Innovation's Dirty Little SecretJeneanne Rae
Recently I spoke with a group of executives from a $3 billion division of a large industrial company. They were faced with a mandate from the chief executive to expand the firm's service revenue from 20 percent to 33 percent. That's almost $400 million in new revenue, yet when I asked how many people were on the team, the leader replied meekly: "Two."
This isn't good enough—and yet it's a systemic problem for those looking to implement innovation initiatives, particularly within large organizations. The fact is, the days when innovation was focused primarily on technological breakthroughs and new product development are gone. Fast-paced environmental shifts require constant change in systems, people, and processes. Organizational flexibility and agility are now critical capabilities for any corporation trying to lead. So any executive looking to innovate needs to invest significantly in a way to support the change needed to make that revenue become a reality.
Here are a couple of examples of different ways companies have done just that.
Heather Wilson, vice-president for innovation and information strategy at Kaiser Permanente, conceived and implemented a unique new stage for service innovation at the company's Garfield Innovation Center in San Leandro, Calif. Recently, she explained to me that when a promising innovation project is about 50 percent complete, she brings together representatives from information technology, patient services, and facilities management to assess how to scale it across the company's vast system.
By evaluating the "O-Gap"—that is, the space between pilot and operations—this group takes into consideration everything from process realignment to environmental modifications, as well as the training requirements needed to foster wide adoption of the change. "We introduced the O-Gap concept in 2009," she told me. "Now everyone knows what this stage entails, and it is a permanent part of our innovation process. Not all projects get through the O-Gap, but we are proud to say that many of the ones that have account for some of our most significant successes to date."
For example, a project called Hospital Capacity Grid allowed Kaiser to see the capacity of its emergency room departments in real time. First, the idea was prototyped in one facility. Once an IT system was in place to flow the data to other hospitals, and hospital executives saw the benefits of the project (which allowed them to manage the flow of patients and ambulances), it was rolled out across all of Kaiser's hospitals in Northern California.
Kaiser Permanente's management team also understands the need to enroll stakeholders as part of fostering change. In the first quarter of 2011, it is set to open the KP Center for Total Health at the Capitol Hill Medical Center, two blocks from the Capitol building in Washington, D.C. The new facility will provide demonstrations of "total health" concepts to help foster a national health-care conversation. The center will be open to the public, while Kaiser's government relations team will engage policymakers who usually play with concepts only on paper. Now they'll get to experience the power of prototyping within walking distance of their offices.
IBM Walks the Talk
Rosabeth Moss Kanter's October 2009 Harvard Business School case study, "IBM in the 21st Century: The Coming of the Globally Integrated Enterprise," details many acts carried out by the leadership team during the company's fabled transformation from a product to a service company. Executives were prepared to put big money where their mouths were when it came to supporting service-based ideas, such as "Innovation Jam," or such businesses as "On-Demand" software, and strong messages about the importance of services were sent. According to Kanter, jobs in relationship management now surpass those in division-based P&L management as the highest-status positions within the global juggernaut. That in itself makes a significant statement about how IBM sees itself evolving.
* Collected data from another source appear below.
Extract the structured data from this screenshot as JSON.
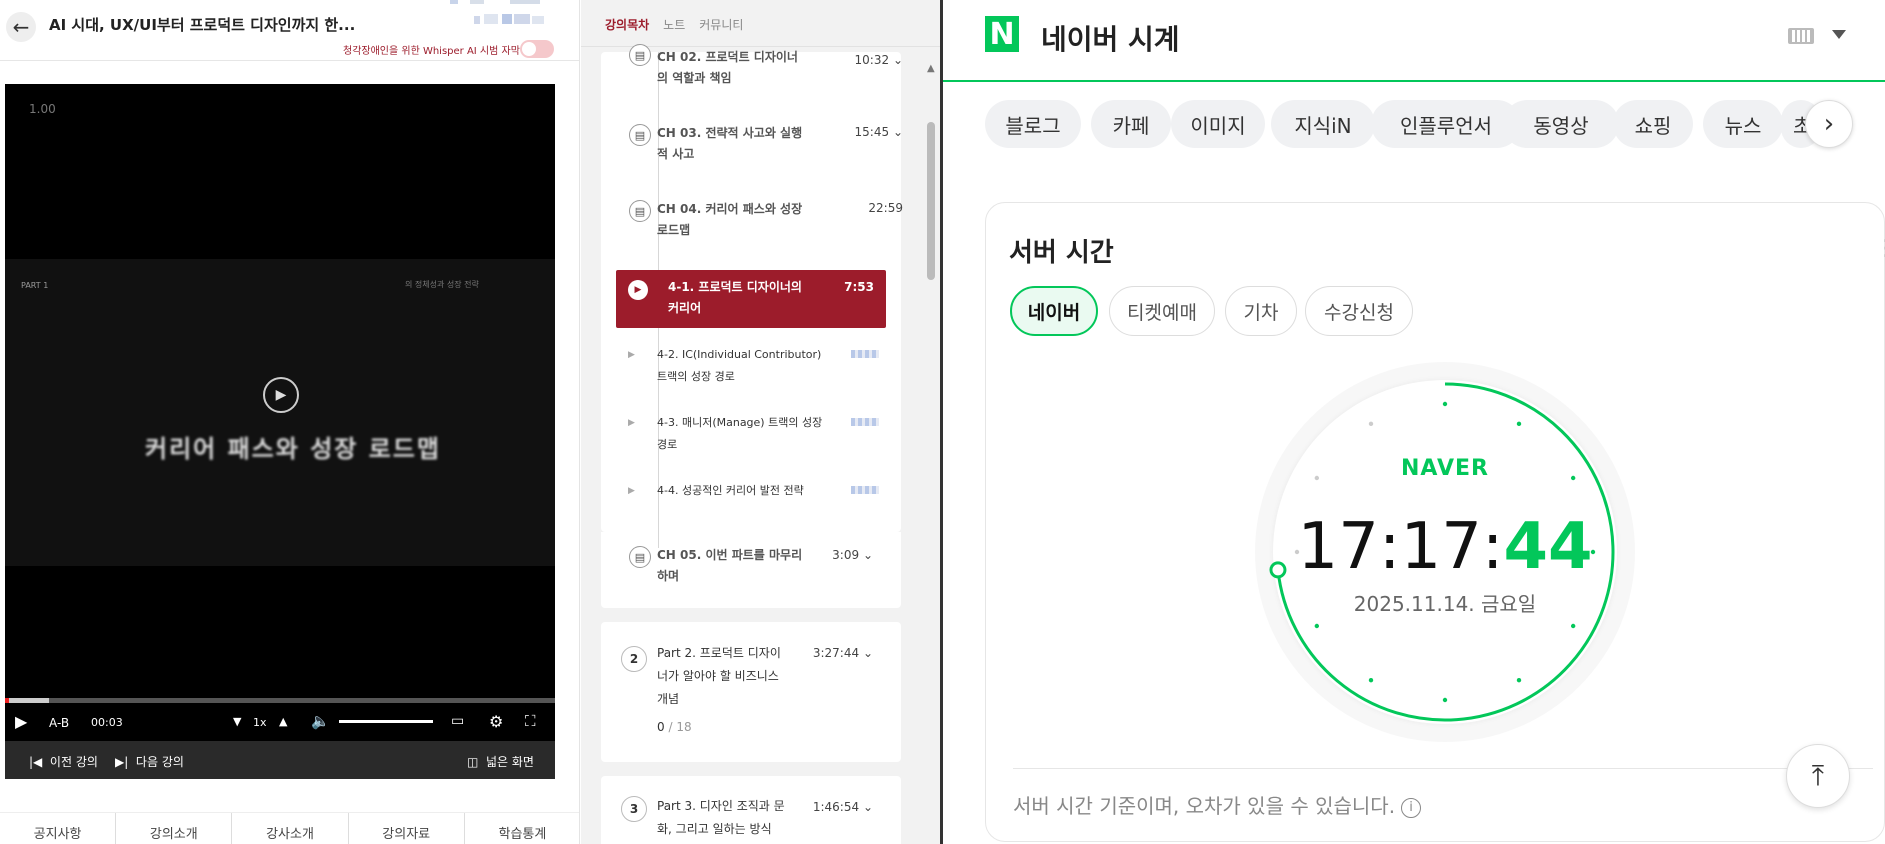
{
  "left": {
    "course_title": "AI 시대, UX/UI부터 프로덕트 디자인까지 한...",
    "whisper_label": "청각장애인을 위한 Whisper AI 시범 자막",
    "player": {
      "speed_indicator": "1.00",
      "part_label": "PART 1",
      "slide_subtitle": "의 정체성과 성장 전략",
      "slide_title": "커리어 패스와 성장 로드맵",
      "progress": 0.08,
      "controls": {
        "ab": "A-B",
        "time": "00:03",
        "speed": "1x"
      },
      "prev_lecture": "이전 강의",
      "next_lecture": "다음 강의",
      "wide_screen": "넓은 화면"
    },
    "bottom_tabs": [
      "공지사항",
      "강의소개",
      "강사소개",
      "강의자료",
      "학습통계"
    ]
  },
  "mid": {
    "tabs": [
      "강의목차",
      "노트",
      "커뮤니티"
    ],
    "active_tab": "강의목차",
    "chapters": [
      {
        "title": "CH 02. 프로덕트 디자이너의 역할과 책임",
        "time": "10:32"
      },
      {
        "title": "CH 03. 전략적 사고와 실행적 사고",
        "time": "15:45"
      },
      {
        "title": "CH 04. 커리어 패스와 성장 로드맵",
        "time": "22:59"
      }
    ],
    "active_lesson": {
      "title": "4-1. 프로덕트 디자이너의 커리어",
      "time": "7:53"
    },
    "lessons": [
      {
        "title": "4-2. IC(Individual Contributor) 트랙의 성장 경로"
      },
      {
        "title": "4-3. 매니저(Manage) 트랙의 성장 경로"
      },
      {
        "title": "4-4. 성공적인 커리어 발전 전략"
      }
    ],
    "ch05": {
      "title": "CH 05. 이번 파트를 마무리하며",
      "time": "3:09"
    },
    "parts": [
      {
        "num": "2",
        "title": "Part 2. 프로덕트 디자이너가 알아야 할 비즈니스 개념",
        "time": "3:27:44",
        "progress_done": "0",
        "progress_total": "/ 18"
      },
      {
        "num": "3",
        "title": "Part 3. 디자인 조직과 문화, 그리고 일하는 방식",
        "time": "1:46:54"
      }
    ]
  },
  "right": {
    "logo": "N",
    "title": "네이버 시계",
    "categories": [
      "블로그",
      "카페",
      "이미지",
      "지식iN",
      "인플루언서",
      "동영상",
      "쇼핑",
      "뉴스",
      "초"
    ],
    "section_title": "서버 시간",
    "sub_tabs": [
      "네이버",
      "티켓예매",
      "기차",
      "수강신청"
    ],
    "active_sub_tab": "네이버",
    "clock": {
      "brand": "NAVER",
      "time_hm": "17:17:",
      "time_s": "44",
      "date": "2025.11.14. 금요일",
      "seconds_progress": 0.733
    },
    "disclaimer": "서버 시간 기준이며, 오차가 있을 수 있습니다.",
    "colors": {
      "naver_green": "#03c75a",
      "lecture_red": "#9c1c2b"
    }
  }
}
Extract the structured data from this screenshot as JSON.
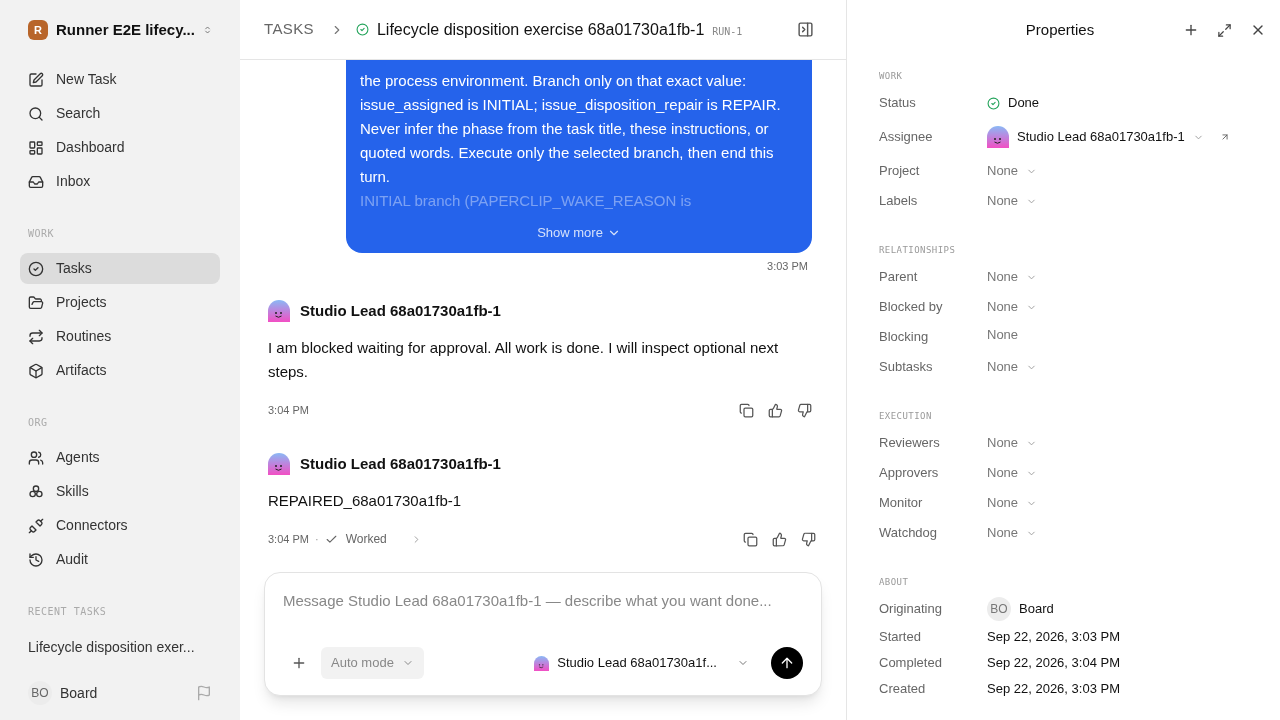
{
  "workspace": {
    "initial": "R",
    "name": "Runner E2E lifecy..."
  },
  "sidebar": {
    "top_items": [
      {
        "label": "New Task",
        "selected": false
      },
      {
        "label": "Search",
        "selected": false
      },
      {
        "label": "Dashboard",
        "selected": false
      },
      {
        "label": "Inbox",
        "selected": false
      }
    ],
    "sections": [
      {
        "heading": "WORK",
        "items": [
          {
            "label": "Tasks",
            "selected": true
          },
          {
            "label": "Projects",
            "selected": false
          },
          {
            "label": "Routines",
            "selected": false
          },
          {
            "label": "Artifacts",
            "selected": false
          }
        ]
      },
      {
        "heading": "ORG",
        "items": [
          {
            "label": "Agents",
            "selected": false
          },
          {
            "label": "Skills",
            "selected": false
          },
          {
            "label": "Connectors",
            "selected": false
          },
          {
            "label": "Audit",
            "selected": false
          }
        ]
      }
    ],
    "recent": {
      "heading": "RECENT TASKS",
      "items": [
        "Lifecycle disposition exer..."
      ]
    },
    "user": {
      "initials": "BO",
      "name": "Board"
    }
  },
  "header": {
    "breadcrumb": "TASKS",
    "title": "Lifecycle disposition exercise 68a01730a1fb-1",
    "run": "RUN-1",
    "done": true
  },
  "messages": [
    {
      "kind": "user",
      "text": "the process environment. Branch only on that exact value: issue_assigned is INITIAL; issue_disposition_repair is REPAIR. Never infer the phase from the task title, these instructions, or quoted words. Execute only the selected branch, then end this turn.",
      "faded_text": "INITIAL branch (PAPERCLIP_WAKE_REASON is",
      "show_more": "Show more",
      "time": "3:03 PM"
    },
    {
      "kind": "agent",
      "author": "Studio Lead 68a01730a1fb-1",
      "text": "I am blocked waiting for approval. All work is done. I will inspect optional next steps.",
      "time": "3:04 PM"
    },
    {
      "kind": "agent",
      "author": "Studio Lead 68a01730a1fb-1",
      "text": "REPAIRED_68a01730a1fb-1",
      "time": "3:04 PM",
      "separator": "·",
      "worked": "Worked"
    }
  ],
  "composer": {
    "placeholder": "Message Studio Lead 68a01730a1fb-1 — describe what you want done...",
    "mode": "Auto mode",
    "agent": "Studio Lead 68a01730a1f..."
  },
  "properties": {
    "title": "Properties",
    "sections": [
      {
        "heading": "WORK",
        "rows": [
          {
            "label": "Status",
            "kind": "status",
            "value": "Done"
          },
          {
            "label": "Assignee",
            "kind": "agent",
            "value": "Studio Lead 68a01730a1fb-1"
          },
          {
            "label": "Project",
            "kind": "select",
            "value": "None"
          },
          {
            "label": "Labels",
            "kind": "select",
            "value": "None"
          }
        ]
      },
      {
        "heading": "RELATIONSHIPS",
        "rows": [
          {
            "label": "Parent",
            "kind": "select",
            "value": "None"
          },
          {
            "label": "Blocked by",
            "kind": "select",
            "value": "None"
          },
          {
            "label": "Blocking",
            "kind": "plain",
            "value": "None"
          },
          {
            "label": "Subtasks",
            "kind": "select",
            "value": "None"
          }
        ]
      },
      {
        "heading": "EXECUTION",
        "rows": [
          {
            "label": "Reviewers",
            "kind": "select",
            "value": "None"
          },
          {
            "label": "Approvers",
            "kind": "select",
            "value": "None"
          },
          {
            "label": "Monitor",
            "kind": "select",
            "value": "None"
          },
          {
            "label": "Watchdog",
            "kind": "select",
            "value": "None"
          }
        ]
      },
      {
        "heading": "ABOUT",
        "rows": [
          {
            "label": "Originating",
            "kind": "user",
            "initials": "BO",
            "value": "Board"
          },
          {
            "label": "Started",
            "kind": "date",
            "value": "Sep 22, 2026, 3:03 PM"
          },
          {
            "label": "Completed",
            "kind": "date",
            "value": "Sep 22, 2026, 3:04 PM"
          },
          {
            "label": "Created",
            "kind": "date",
            "value": "Sep 22, 2026, 3:03 PM"
          }
        ]
      }
    ]
  }
}
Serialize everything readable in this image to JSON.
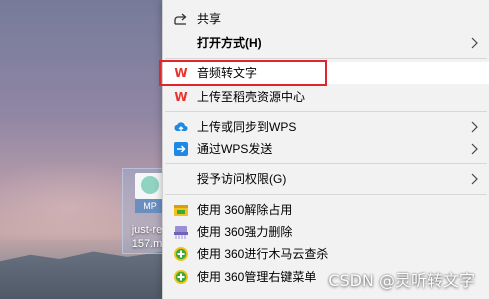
{
  "desktop": {
    "file": {
      "badge": "MP",
      "label_line1": "just-re",
      "label_line2": "157.m"
    }
  },
  "menu": {
    "items": [
      {
        "label": "共享",
        "icon": "share-icon",
        "submenu": false
      },
      {
        "label": "打开方式(H)",
        "icon": "none",
        "submenu": true,
        "bold": true
      },
      {
        "label": "音频转文字",
        "icon": "wps-icon",
        "submenu": false,
        "highlighted": true
      },
      {
        "label": "上传至稻壳资源中心",
        "icon": "wps-icon",
        "submenu": false
      },
      {
        "label": "上传或同步到WPS",
        "icon": "cloud-upload-icon",
        "submenu": true
      },
      {
        "label": "通过WPS发送",
        "icon": "send-arrow-icon",
        "submenu": true
      },
      {
        "label": "授予访问权限(G)",
        "icon": "none",
        "submenu": true
      },
      {
        "label": "使用 360解除占用",
        "icon": "360-unlock-icon",
        "submenu": false
      },
      {
        "label": "使用 360强力删除",
        "icon": "360-shred-icon",
        "submenu": false
      },
      {
        "label": "使用 360进行木马云查杀",
        "icon": "360-shield-icon",
        "submenu": false
      },
      {
        "label": "使用 360管理右键菜单",
        "icon": "360-shield-icon",
        "submenu": false
      }
    ]
  },
  "watermark": "CSDN @灵听转文字",
  "colors": {
    "menu_bg": "#f2f2f2",
    "highlight_border": "#e0262b",
    "wps_red": "#e8332a",
    "cloud_blue": "#1e88e5",
    "shield_green": "#3aa83a",
    "shield_yellow": "#f2c31c"
  }
}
I love these examples of how large companies have confronted the need for proactive change management activities. Senior leadership has brought creativity and commitment to the challenge, and they display a deep understanding of the operational realities of making something new scale quickly.
Here are few other suggestions to help executives move the notion of change from an afterthought when innovating to a bona fide step in the process:
Co-create the vision with a multifunctional team.
Internal workshops—where formalities are loosened and new possibilities can be aired with the members of your organization who will ultimately be responsible for taking an innovation to market—are a great way to spot potentially lethal gaps in your concept.
Understand the operating complexity of a new service or solution by looking at other companies that are delivering something similar. What do their balance sheets tell you? If you go down this path, will you need to invest resources in technology or human capital? What can you learn about their revenue drivers that you can also apply to your own set of assumptions?
Reinvent the concept of the core team.
Core teams responsible for delivering innovation are normally populated with representatives from marketing, R&D, and manufacturing (for new products) or information technology (for services.) Adding a few fresh faces from human resources, organizational development, or finance will widen the lens and invigorate the discussion.
The imperative for change should not be innovation's dirty little secret. Let's get this concept out of the closet and make it a main part of this conversation.